Come Cristiano Godano ci ha fatto ritrovare il cuore

Ci sono i rockers con i pantaloni attillati ed il giubbino di pelle estate e inverno, quelli caotici, che vivono a mille e sono sempre agitati e veloci. E poi c’è Cristiano Godano, sempre elegantissimo nei suoi completi, con la sua precisione quasi ossessiva, la sua scelta accuratissima delle parole, la sua serafica lentezza, quella di chi sa che il tempo della riflessione non è meno importante di quello del fare.

Ci sono i machi, i vincenti, quelli che non devono chiedere mai. E poi c’è Cristiano Godano, che non ha paura di mostrarsi in tutta la sua fragilità; l’ha anzi decantata, ci ha fatto un disco intero.

Ci sono gli istintivi, che agiscono d’impulso, spinti dallo slancio del momento. E poi c’è Cristiano Godano, riflessivo a tal punto da aver candidamente ammesso di essersi quasi perso il cuore a tutto vantaggio dell’intelletto.  Ma facciamo un passo indietro: era più o meno questo periodo, un anno fa, sul finire giugno, mentre tutti eravamo ancora incerti tra la fine del lockdown e il rintronamento psico-emotivo di una ripresa poco definitiva, Godano, solo soletto, se n’è uscito con Mi ero perso il cuore, suo primo album solista.

Cristiano Godano - Ti voglio dire

Intorno esplodeva l’estate, tutti pubblicavano potenziali hit, tutti erano retorici e rassicuranti, perché di quello credevano avessero bisogno le persone, di sentirsi ricordare ancora, per l’ennesima insopportabile volta, che sarebbe andato tutto bene, ma per fortuna, c’è Cristiano Godano che si è accollato il gravoso onere di guardarsi dentro e raccontare quello che c’è in fondo, sotto la patina.
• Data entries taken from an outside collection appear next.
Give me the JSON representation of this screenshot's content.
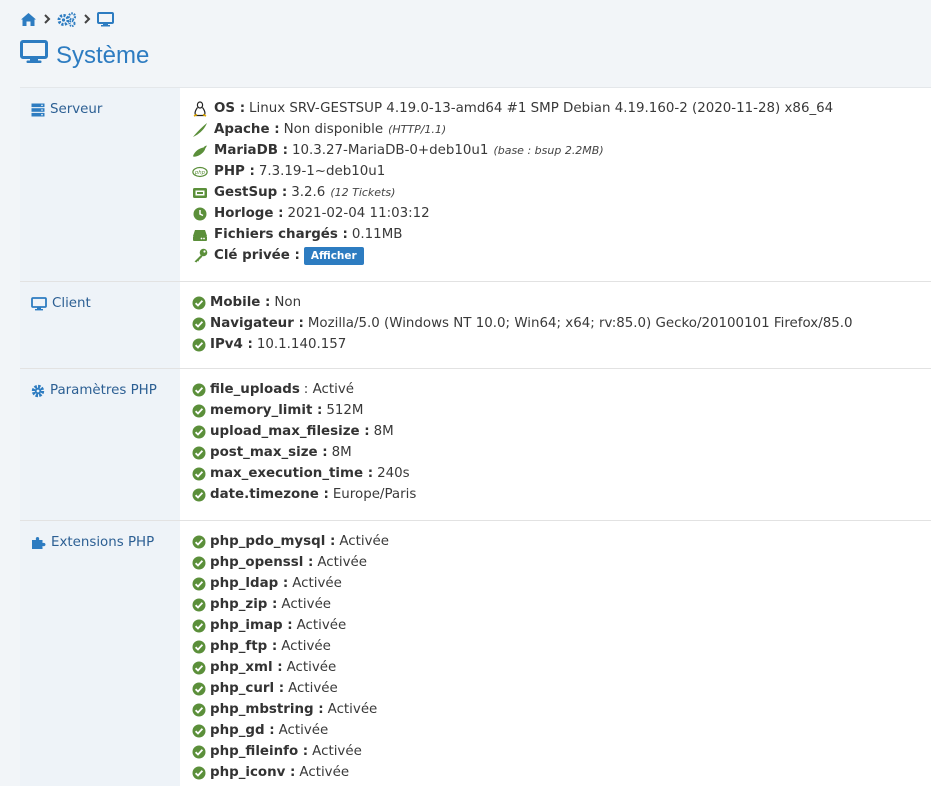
{
  "title": "Système",
  "sections": {
    "server": {
      "label": "Serveur",
      "items": {
        "os": {
          "key": "OS :",
          "value": "Linux SRV-GESTSUP 4.19.0-13-amd64 #1 SMP Debian 4.19.160-2 (2020-11-28) x86_64"
        },
        "apache": {
          "key": "Apache :",
          "value": "Non disponible",
          "note": "(HTTP/1.1)"
        },
        "mariadb": {
          "key": "MariaDB :",
          "value": "10.3.27-MariaDB-0+deb10u1",
          "note": "(base : bsup 2.2MB)"
        },
        "php": {
          "key": "PHP :",
          "value": "7.3.19-1~deb10u1"
        },
        "gestsup": {
          "key": "GestSup :",
          "value": "3.2.6",
          "note": "(12 Tickets)"
        },
        "clock": {
          "key": "Horloge :",
          "value": "2021-02-04 11:03:12"
        },
        "files": {
          "key": "Fichiers chargés :",
          "value": "0.11MB"
        },
        "key": {
          "key": "Clé privée :",
          "button": "Afficher"
        }
      }
    },
    "client": {
      "label": "Client",
      "items": [
        {
          "key": "Mobile :",
          "value": "Non"
        },
        {
          "key": "Navigateur :",
          "value": "Mozilla/5.0 (Windows NT 10.0; Win64; x64; rv:85.0) Gecko/20100101 Firefox/85.0"
        },
        {
          "key": "IPv4 :",
          "value": "10.1.140.157"
        }
      ]
    },
    "php_params": {
      "label": "Paramètres PHP",
      "items": [
        {
          "key": "file_uploads",
          "value": ": Activé"
        },
        {
          "key": "memory_limit :",
          "value": "512M"
        },
        {
          "key": "upload_max_filesize :",
          "value": "8M"
        },
        {
          "key": "post_max_size :",
          "value": "8M"
        },
        {
          "key": "max_execution_time :",
          "value": "240s"
        },
        {
          "key": "date.timezone :",
          "value": "Europe/Paris"
        }
      ]
    },
    "php_ext": {
      "label": "Extensions PHP",
      "items": [
        {
          "key": "php_pdo_mysql :",
          "value": "Activée"
        },
        {
          "key": "php_openssl :",
          "value": "Activée"
        },
        {
          "key": "php_ldap :",
          "value": "Activée"
        },
        {
          "key": "php_zip :",
          "value": "Activée"
        },
        {
          "key": "php_imap :",
          "value": "Activée"
        },
        {
          "key": "php_ftp :",
          "value": "Activée"
        },
        {
          "key": "php_xml :",
          "value": "Activée"
        },
        {
          "key": "php_curl :",
          "value": "Activée"
        },
        {
          "key": "php_mbstring :",
          "value": "Activée"
        },
        {
          "key": "php_gd :",
          "value": "Activée"
        },
        {
          "key": "php_fileinfo :",
          "value": "Activée"
        },
        {
          "key": "php_iconv :",
          "value": "Activée"
        }
      ]
    }
  },
  "colors": {
    "accent": "#2d7cc1",
    "ok": "#5b8f3a",
    "label_bg": "#eef3f8"
  }
}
Lui no, non ha mai nascosto la sua paura, non ha mai celato la sua vulnerabilità, quella di tutti, perché basta un virus, un minuscolo virus e la vita ed il mondo che conosciamo perdono ogni punto fermo e non sanno in che direzione andare. Questo ci avevano mostrato i mesi chiusi in casa e chiunque dotato di buon senso si sentiva turbato. Godano, forse inconsapevolmente, ha saputo interpretare lo stato d’animo di quel momento e fuori da ogni logica commerciale, è uscito con questo disco che racconta di inquietudini, sgomenti e ferite e li trasforma in condivisione empatica. La sua peculiare anima intimista è nuda, senza graffi in un disco in cui la chitarra acustica fa da padrona, un disco evocativo e démodé, dove chiaramente essere fuori moda è la miglior cosa che ci si possa aspettare da un artista al giorno d’oggi.

Lontano dai suoi sodali Godano si rivela un songwriter diverso, ma nemmeno troppo, dal frontman veemente che conosciamo. La ricerca linguistica è la medesima cui Godano ci ha abituati negli ultimi 30 anni (personalmente in età preadolescente credo di aver imparato più di un paio di parole “difficili” dai testi di Godano), la qualità alta come sempre, quello che cambia forse è l’approccio, l’intenzione, credo voluta, di concedere molto più spazio alla sua anima poetica. I Marlene Kuntz, sono i Marlene Kuntz, una band che più di qualsiasi altra in Italia incarna il rock noise, alternative, post-grunge o come cavolo vi pare, ebbene appare chiaro che un disco del genere con i Marlene, Godano non avrebbe potuto farlo senza snaturali, ma è vero anche che in mezzo a tutto questo rumore, c’è sempre stata una forte vena cantautorale che era abbastanza chiaro sarebbe venuto il momento di liberare del tutto. E così, uno dei padri dell’underground anni ’90 ha lasciato libera la sua anima cantautorale, di un cantautorato però lontano anni luce da quello italiano tradizionale, qualcosa dalle parti di Cohen o giù di lì.

Il risultato è Mi ero perso il cuore, un disco dannatamente intenso, di una delicatezza rara, spudoratamente intimo senza paura di esserlo, dolente e sensuale, come il cantato di Godano, che sì, è un ottimo cantante; un disco da ascoltare di notte, con gli auricolari, perché è di un’intensità tale che sembra che Godano sia lì, a suonare nell’intimità serale di casa vostra. E’ un disco che sa commuovere, che racconta di vulnerabilità che non vanno nascoste, ma accolte, coccolate, tenute vive, un disco che a dispetto del titolo, il cuore ce lo fa ritrovare tutto ed anche sonoramente pulsante.